Asia-Pacific dealmaking fell 44 percent to $198 billion last year, according to Bain & Co’s Asia-Pacific Private Equity Report 2023 – published this week. Exit values declined by a third to $132 billion and total capital raised by APAC-focused funds dropped 43 percent to $105 billion.

China has been at the heart of APACs PE slowdown. A perfect storm of rising global tensions, a 2021 regulatory crackdown and pandemic-related disruption has weakened Western LP appetites for the region’s largest market. Greater China’s share of APAC fundraising shrank to 24 percent in 2022 – a 15-year low; its share of deal value fell to 31 percent – a nine-year low.

Though the picture may look rosier following China’s reopening at the turn of the year, 2023 is likely to remain a challenging environment for APAC PE. As Bain & Co noted, the uncertain macroeconomic outlook and intense competition for deals will continue to limit investments.

It’s important to note that not everyone is thinking differently about Chinese PE. Carlyle Group sees the market pullback as an opportunity to capture assets at more attractive valuations, the firm’s Asia chairman Xiang-Dong Yang told Private Equity International in September.

Still, diminished LP appetites for the region mean that – like many of their global peers at present – APAC funds are likely to remain in market for longer. Case in point: pan-Asian giant PAG, a firm with strong pedigree in China, took less than six months to raise $6.1 billion against a $6 billion target for its third flagship in 2018. By comparison, PAG Asia IV launched in October 2021 with a $9 billion target and had raised about $2.4 billion as of 21 March, 2023, according to SEC filings.

Ongoing headwinds have the potential to reshape APAC PE in the near and medium term.
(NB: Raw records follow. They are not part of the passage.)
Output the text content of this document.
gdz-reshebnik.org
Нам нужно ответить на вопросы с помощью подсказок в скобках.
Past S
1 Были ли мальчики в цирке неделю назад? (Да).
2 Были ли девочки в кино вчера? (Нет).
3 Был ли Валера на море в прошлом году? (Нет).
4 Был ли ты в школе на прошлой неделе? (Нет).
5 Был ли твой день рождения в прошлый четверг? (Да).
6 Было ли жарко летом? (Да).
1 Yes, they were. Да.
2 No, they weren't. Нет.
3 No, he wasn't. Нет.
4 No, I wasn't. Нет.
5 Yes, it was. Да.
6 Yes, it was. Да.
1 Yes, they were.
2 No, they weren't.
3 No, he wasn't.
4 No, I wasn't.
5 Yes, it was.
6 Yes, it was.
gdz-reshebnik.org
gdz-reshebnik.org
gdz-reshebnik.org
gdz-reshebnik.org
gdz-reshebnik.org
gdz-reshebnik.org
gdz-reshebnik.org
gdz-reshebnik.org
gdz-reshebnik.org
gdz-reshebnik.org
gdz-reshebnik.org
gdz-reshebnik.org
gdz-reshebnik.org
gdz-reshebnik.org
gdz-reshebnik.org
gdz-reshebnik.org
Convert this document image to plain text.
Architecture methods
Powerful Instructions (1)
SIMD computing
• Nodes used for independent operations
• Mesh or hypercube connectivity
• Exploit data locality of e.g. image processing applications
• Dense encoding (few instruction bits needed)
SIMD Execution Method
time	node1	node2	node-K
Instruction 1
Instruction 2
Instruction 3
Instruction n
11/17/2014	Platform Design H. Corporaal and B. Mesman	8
India, for example, has been a direct beneficiary of China’s slowdown. As China’s deal value share in the region plummeted last year, India’s grew to 23 percent. Firms such as Carlyle and KKR have been highly active there during the pandemic; LP giant Ontario Teachers’ Pension Plan launched a Mumbai office last year and Korea Investment Corporation is understood to be in early discussions about a new overseas office, with Mumbai among the locations being considered.

China’s PE market is also adapting. As PEI explored this week, a growing number of international players are launching yuan-denominated vehicles targeting Chinese investors or funds that use China’s Qualified Foreign Limited Partnership programme to convert foreign currency into renminbi. This comes amid an extremely tough fundraising environment for dollar-denominated China funds.

Of course, there are likely to be winners and losers as GPs and LPs alike rethink their approaches to the region. This shake-out appears to have already begun: the number of active investors in APAC fell 2 percent last year, marking the first drop since 2015, according to Bain & Co.

Make no mistake: APAC will remain a key part of any sophisticated investors’ portfolio moving forward – not least because, as Bain & Co noted, PE returns in the region reached a new high of 15 percent in 2022, up from 13.5 percent a year earlier. What does appear to be evolving over time, however, is how and where those returns are being sought.

– This article was updated to reflect that Mumbai is one of several locations being considered for KIC’s next overseas office.